Unfortunately, we cannot visualize a distribution of more than 2 dimensions. But we can visualize a pair of dimensions:

In [20]:

# Coefficients to visualize
cix = [1,2]

# Reduce posterior distribution to chosen dimensions
m_cix = mean(results.posteriors[:θ])[cix]
S_cix = cov( results.posteriors[:θ])[cix,cix]
post_θ = MvNormal(m_cix, S_cix)

# Reduce prior distribution to chosen dimensions
prior_θ = MvNormal(μ_θ[cix], Σ_θ[cix,cix])

# Define ranges for plot
x1 = range(-1., length=500, stop=1.)
x2 = range(-1., length=500, stop=1.)

# Draw contour plots of distributions
p1a = contour(x1, x2, (x1,x2) -> pdf(prior_θ, [x1,x2]), levels=3, xlabel="θ1", ylabel="θ2", title="prior", label="")
p1b = contour(x1, x2, (x1,x2) -> pdf(post_θ, [x1,x2]), levels=3, xlabel="θ1", title="posterior", label="")
plot(p1a, p1b, size=(900,300))

Predict test data¶

The device should make accurate predictions for future patients. We can evaluate this with a test data set.

In [21]:

# Read CSV file
test_data = DataFrame(CSV.File("../datasets/diagnosis_test.csv"))

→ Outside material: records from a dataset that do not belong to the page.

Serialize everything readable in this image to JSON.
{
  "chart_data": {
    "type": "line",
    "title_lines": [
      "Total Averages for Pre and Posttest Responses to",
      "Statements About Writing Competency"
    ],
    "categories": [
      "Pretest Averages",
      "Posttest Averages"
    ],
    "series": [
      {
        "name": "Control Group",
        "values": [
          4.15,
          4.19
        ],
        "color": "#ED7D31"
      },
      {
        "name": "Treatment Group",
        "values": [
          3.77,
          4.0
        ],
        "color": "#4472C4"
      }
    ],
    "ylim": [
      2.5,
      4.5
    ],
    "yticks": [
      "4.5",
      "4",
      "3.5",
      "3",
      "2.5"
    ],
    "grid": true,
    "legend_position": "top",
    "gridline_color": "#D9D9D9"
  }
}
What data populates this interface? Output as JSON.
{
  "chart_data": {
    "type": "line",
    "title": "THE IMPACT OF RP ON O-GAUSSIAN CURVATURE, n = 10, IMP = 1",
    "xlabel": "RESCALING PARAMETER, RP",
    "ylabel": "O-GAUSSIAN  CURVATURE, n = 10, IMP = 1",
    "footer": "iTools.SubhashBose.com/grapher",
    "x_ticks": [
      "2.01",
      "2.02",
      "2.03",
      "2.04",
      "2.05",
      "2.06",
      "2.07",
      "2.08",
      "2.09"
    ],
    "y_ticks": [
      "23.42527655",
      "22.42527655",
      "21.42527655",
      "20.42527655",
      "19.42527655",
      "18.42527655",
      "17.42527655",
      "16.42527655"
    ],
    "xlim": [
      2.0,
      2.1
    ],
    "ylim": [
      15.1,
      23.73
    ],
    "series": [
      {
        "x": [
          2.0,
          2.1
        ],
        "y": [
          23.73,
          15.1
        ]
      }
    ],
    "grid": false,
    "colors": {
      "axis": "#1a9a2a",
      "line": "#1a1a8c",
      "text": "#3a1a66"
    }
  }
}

# Split dataframe into features and labels
features_test = Matrix(test_data[:,1:5])
labels_test = Vector(test_data[:,6])

# Number of test samples
num_test = size(features_test,1);

We can generate the most probable class labels by extracting the most probable classifier weights, calculating the dot product with the test feature vectors, and applying the Probit node's link function. This produces the class label probability and by rounding we get hard assignments to $0$ or $1$. This can be checked against the true test labels.

In [22]:

# Extract MAP estimate of classification parameters
θ_MAP = mode(results.posteriors[:θ])

# Compute dot product between parameters and test data
fθ_pred = [features_test ones(num_test,)] * θ_MAP

# Predict labels through probit
labels_pred = round.(normcdf.(fθ_pred));

# Compute classification accuracy of test data
accuracy_test = mean(labels_test .== labels_pred)

# Report result
println("Test Accuracy = "*string(accuracy_test*100)*"%")

Test Accuracy = 92.3076923076923%

Those predictions are very accurate. So, is the device informative after all?

Exercise¶

Re-run the classifier on just the saliva measurement features. Does the accuracy drop? And if so, should the device be used?